The Ordinance of 1787 was passed a year and some months before the Constitution of the United States went into operation. Its framers, and the Congress of the confederation which passed it, evidently considered that the principles and declaration of rights and privileges expressed in its articles would always be of binding obligation upon the people of the territory. The ordinance in terms ordains and declares that *296 its articles "shall be considered as articles of compact between the original States and the people and States in the said territory, and forever remain unalterable unless by common consent." And for many years after the adoption of the Constitution, its provisions were treated by various acts of Congress as in force, except as modified by such acts. In some of the acts organizing portions of the territory under separate territorial governments, it is declared that the rights and privileges granted by the ordinance are secured to the inhabitants of those territories. Yet from the very conditions on which the States formed out of that territory were admitted into the Union, the provisions of the ordinance became inoperative except as adopted by them. All the States thus formed were, in the language of the resolutions or acts of Congress, "admitted into the Union on an equal footing with the original States in all respects whatever." Michigan, on her admission, became, therefore, entitled to and possessed of all the rights of sovereignty and dominion which belonged to the original States, and could at any time afterwards exercise full control over its navigable waters except as restrained by the Constitution of the United States and laws of Congress passed in pursuance thereof. Permoli v. First Municipality of New Orleans, 3 How. 589, 600; Pollard v. Hagan, 3 How. 212; Escanaba Co. v. Chicago, 107 U.S. 678, 688; Van Brocklin v. Tennessee, 117 U.S. 151, 159; Huse v. Glover, 119 U.S. 543, 546.

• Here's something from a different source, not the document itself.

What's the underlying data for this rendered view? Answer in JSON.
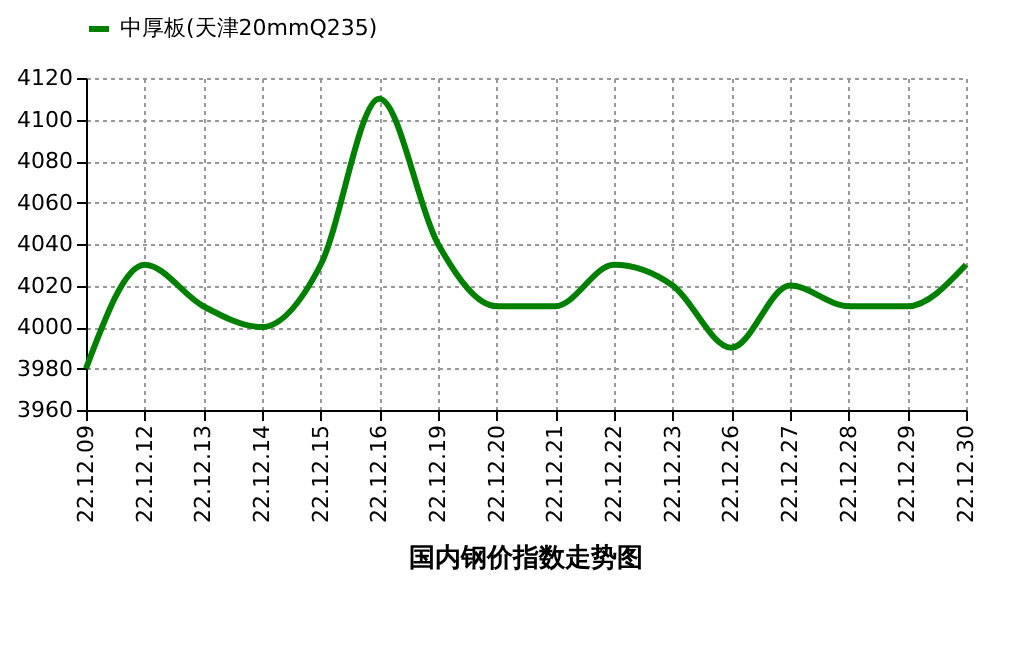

But, independently of these considerations, there is nothing in the language of the fourth article of the ordinance respecting the navigable waters of the territory emptying into the St. Lawrence which, if binding upon the State, would prevent it from authorizing the improvements made in the navigation of the Manistee River. As we said in Huse v. Glover, 119 U.S. 543, decided at the last term: "The provision of the clause, that the navigable streams shall be highways without any tax, impost, or duty, has reference to their navigation in their natural state. It did not contemplate that such navigation might not be improved by artificial means, by the removal of obstructions, or by the making of dams for deepening the waters, or by turning into the rivers waters from other streams to increase *297 their depth. For outlays caused by such works the State may exact reasonable tolls." 119 U.S. 548. And again: "By the terms tax, impost, and duty, mentioned in the ordinance, is meant a charge for the use of the government, not compensation for improvements." Ibid. 549.
We perceive no error in the record, and
The judgment of the Supreme Court of Michigan must be affirmed; and it is so ordered.